Stephanie Bissonnette Obituary, Broadway choreographer and 'Mean Girls' dancer dies at 32

Stephanie Bissonnette Obituary, Death – Stephanie Bissonnette, a 32-year-old American dancer, choreographer, and instructor, died suddenly. Ms. Bissonnette has been open about her battle with medulloblastoma, an extremely rare form of brain cancer, since she was diagnosed in 2019. Ms. Bissonnette made her Broadway debut in the original Broadway company of Mean Girls as Dawn Schweitzer. Ms. Bissonnette first felt a “twinge” in her brain after an aerial tumbling pass in the show’s choreography; she was transported to the hospital four days later. The incident occurred during the musical’s choreography.

Ms. Bissonnette owes her early diagnosis of the malignancy to her dancer’s body awareness. “I don’t think we would have found [the tumor] if I had had a conventional 9-to-5 job,” she told SurvivorNet. Although medulloblastoma most typically affects children, it can strike anyone at any age. I’ve been doing crazy things for a living since I was five, so just [that] small scene in the play made me ask, ‘Why am I having problems today?’ because I travel a lot and my job needs me to do crazy things.

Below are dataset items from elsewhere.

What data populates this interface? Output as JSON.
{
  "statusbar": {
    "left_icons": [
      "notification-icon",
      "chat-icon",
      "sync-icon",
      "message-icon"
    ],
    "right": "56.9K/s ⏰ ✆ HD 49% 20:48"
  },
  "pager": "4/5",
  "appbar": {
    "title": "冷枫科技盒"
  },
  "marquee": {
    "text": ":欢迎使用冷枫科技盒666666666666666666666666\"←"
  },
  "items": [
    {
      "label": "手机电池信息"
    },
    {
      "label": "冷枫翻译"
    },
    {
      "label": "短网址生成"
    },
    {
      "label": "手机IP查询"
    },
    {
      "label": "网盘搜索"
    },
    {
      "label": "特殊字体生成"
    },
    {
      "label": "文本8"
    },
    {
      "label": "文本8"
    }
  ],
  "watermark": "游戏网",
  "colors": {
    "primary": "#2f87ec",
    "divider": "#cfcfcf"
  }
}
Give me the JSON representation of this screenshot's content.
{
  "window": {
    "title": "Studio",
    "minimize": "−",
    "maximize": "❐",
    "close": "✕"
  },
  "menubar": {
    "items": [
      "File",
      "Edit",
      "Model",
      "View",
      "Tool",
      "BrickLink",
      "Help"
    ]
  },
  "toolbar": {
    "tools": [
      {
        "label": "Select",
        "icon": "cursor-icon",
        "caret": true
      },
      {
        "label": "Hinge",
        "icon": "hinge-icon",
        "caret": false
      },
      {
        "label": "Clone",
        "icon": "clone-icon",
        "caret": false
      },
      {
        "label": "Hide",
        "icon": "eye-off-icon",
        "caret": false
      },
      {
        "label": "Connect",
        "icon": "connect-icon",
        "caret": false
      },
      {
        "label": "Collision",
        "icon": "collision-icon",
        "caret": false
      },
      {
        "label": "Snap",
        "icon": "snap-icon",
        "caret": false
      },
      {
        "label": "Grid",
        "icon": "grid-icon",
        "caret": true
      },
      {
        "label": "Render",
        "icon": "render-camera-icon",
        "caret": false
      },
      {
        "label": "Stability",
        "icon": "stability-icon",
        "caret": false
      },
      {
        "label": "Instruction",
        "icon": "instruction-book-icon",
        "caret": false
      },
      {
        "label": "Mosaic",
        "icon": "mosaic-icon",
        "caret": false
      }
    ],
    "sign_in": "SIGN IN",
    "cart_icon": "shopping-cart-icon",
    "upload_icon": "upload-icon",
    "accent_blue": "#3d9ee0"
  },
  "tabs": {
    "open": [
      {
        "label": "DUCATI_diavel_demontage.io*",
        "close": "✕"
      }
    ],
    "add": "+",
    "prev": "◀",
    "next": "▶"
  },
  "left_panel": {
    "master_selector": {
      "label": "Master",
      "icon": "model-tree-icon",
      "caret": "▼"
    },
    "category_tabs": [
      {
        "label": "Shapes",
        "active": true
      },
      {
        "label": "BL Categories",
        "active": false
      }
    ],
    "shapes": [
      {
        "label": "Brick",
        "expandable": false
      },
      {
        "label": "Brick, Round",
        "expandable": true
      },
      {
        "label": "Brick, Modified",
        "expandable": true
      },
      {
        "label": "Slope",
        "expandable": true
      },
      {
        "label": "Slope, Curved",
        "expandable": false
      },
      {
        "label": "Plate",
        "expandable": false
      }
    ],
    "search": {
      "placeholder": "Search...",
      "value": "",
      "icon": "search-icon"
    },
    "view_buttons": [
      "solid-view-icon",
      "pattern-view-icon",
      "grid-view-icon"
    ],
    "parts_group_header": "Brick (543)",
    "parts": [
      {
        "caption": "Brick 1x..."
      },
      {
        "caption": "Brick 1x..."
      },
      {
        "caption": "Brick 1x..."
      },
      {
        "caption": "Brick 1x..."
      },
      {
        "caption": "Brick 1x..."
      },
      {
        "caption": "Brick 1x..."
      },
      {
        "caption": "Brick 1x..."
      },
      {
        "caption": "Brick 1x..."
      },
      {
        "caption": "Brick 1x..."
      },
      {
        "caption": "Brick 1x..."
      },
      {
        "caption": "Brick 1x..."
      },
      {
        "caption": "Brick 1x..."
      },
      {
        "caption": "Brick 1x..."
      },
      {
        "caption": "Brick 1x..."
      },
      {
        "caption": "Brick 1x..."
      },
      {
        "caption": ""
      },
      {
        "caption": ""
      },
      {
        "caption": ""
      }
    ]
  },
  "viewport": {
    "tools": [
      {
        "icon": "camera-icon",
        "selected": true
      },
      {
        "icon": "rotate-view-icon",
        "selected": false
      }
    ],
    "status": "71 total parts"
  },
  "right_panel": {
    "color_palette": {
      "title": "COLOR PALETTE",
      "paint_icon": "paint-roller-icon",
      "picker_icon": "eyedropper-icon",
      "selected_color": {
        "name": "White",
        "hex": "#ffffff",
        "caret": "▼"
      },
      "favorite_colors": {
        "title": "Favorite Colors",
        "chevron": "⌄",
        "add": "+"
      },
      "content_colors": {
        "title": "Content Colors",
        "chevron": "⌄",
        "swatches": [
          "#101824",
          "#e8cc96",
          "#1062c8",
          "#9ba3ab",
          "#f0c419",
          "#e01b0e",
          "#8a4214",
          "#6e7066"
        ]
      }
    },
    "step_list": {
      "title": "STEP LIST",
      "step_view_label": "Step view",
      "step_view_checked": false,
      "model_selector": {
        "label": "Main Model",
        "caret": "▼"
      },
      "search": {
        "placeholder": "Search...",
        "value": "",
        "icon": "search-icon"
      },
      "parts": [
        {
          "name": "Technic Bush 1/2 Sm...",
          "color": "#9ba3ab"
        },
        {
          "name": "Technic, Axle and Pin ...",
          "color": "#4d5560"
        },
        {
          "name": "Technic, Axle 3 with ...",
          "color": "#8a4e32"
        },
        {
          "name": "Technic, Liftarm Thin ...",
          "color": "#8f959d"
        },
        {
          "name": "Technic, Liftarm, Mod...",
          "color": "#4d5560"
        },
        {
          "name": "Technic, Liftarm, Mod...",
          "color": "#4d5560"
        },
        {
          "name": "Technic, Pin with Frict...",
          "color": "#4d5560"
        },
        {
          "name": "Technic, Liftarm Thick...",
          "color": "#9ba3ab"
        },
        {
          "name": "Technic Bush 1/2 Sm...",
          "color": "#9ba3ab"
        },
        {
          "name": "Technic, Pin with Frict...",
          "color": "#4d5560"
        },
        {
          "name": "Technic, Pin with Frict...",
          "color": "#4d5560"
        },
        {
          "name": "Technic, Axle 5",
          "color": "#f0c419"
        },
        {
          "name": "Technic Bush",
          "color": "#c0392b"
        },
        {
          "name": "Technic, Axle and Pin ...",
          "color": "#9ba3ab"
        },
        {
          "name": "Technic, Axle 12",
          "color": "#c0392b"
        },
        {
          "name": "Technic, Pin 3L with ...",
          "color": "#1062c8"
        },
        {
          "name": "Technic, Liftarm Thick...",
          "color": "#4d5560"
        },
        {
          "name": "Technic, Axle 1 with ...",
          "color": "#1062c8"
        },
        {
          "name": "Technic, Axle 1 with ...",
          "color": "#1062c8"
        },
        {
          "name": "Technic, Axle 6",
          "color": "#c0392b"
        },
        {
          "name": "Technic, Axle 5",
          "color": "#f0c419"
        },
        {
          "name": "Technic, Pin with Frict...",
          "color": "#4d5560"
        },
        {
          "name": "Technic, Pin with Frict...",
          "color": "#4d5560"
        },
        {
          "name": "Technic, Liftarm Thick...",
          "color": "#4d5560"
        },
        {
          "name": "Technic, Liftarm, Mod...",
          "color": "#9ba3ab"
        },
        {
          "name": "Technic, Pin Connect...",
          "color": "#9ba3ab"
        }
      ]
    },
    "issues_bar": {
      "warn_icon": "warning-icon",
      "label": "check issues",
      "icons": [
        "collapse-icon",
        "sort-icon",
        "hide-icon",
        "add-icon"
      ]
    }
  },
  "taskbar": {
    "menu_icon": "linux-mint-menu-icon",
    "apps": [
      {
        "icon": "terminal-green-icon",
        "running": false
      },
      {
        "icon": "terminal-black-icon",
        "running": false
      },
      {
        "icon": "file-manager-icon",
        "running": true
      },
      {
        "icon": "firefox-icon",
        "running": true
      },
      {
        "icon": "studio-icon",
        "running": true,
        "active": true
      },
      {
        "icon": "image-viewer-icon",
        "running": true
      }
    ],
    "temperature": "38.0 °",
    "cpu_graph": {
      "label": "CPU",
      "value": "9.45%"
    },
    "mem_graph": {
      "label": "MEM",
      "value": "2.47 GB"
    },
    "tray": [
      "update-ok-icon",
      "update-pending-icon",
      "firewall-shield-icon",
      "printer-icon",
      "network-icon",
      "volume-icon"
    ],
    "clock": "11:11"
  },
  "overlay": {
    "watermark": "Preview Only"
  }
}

‘There has to be more going on here,’ I think. Mean Girls the Musical was canceled due to the COVID-19 pandemic, but Ms. Bissonnette stayed until the finish. She appeared in Ensemble, a documentary about modern Broadway dancers dealing with the closure one year after March 12, 2020. Ensemble was released in 2019. The documentary can be viewed online via the Broadway on Demand streaming service.

She was a member of humanitarian performing organizations such as Broadway Bares, and she contributed to the book “When the Lights Are Bright Again,” a compilation of letters commemorating the period when Broadway was dark. The earnings from the book will be donated to the Entertainment Community Fund. Ms. Bissonnette spent nearly a decade as a dance instructor in New York City, primarily at the Broadway Dance Center, which she considered her “second home.” At the time, she was teaching students modern musical theater dance.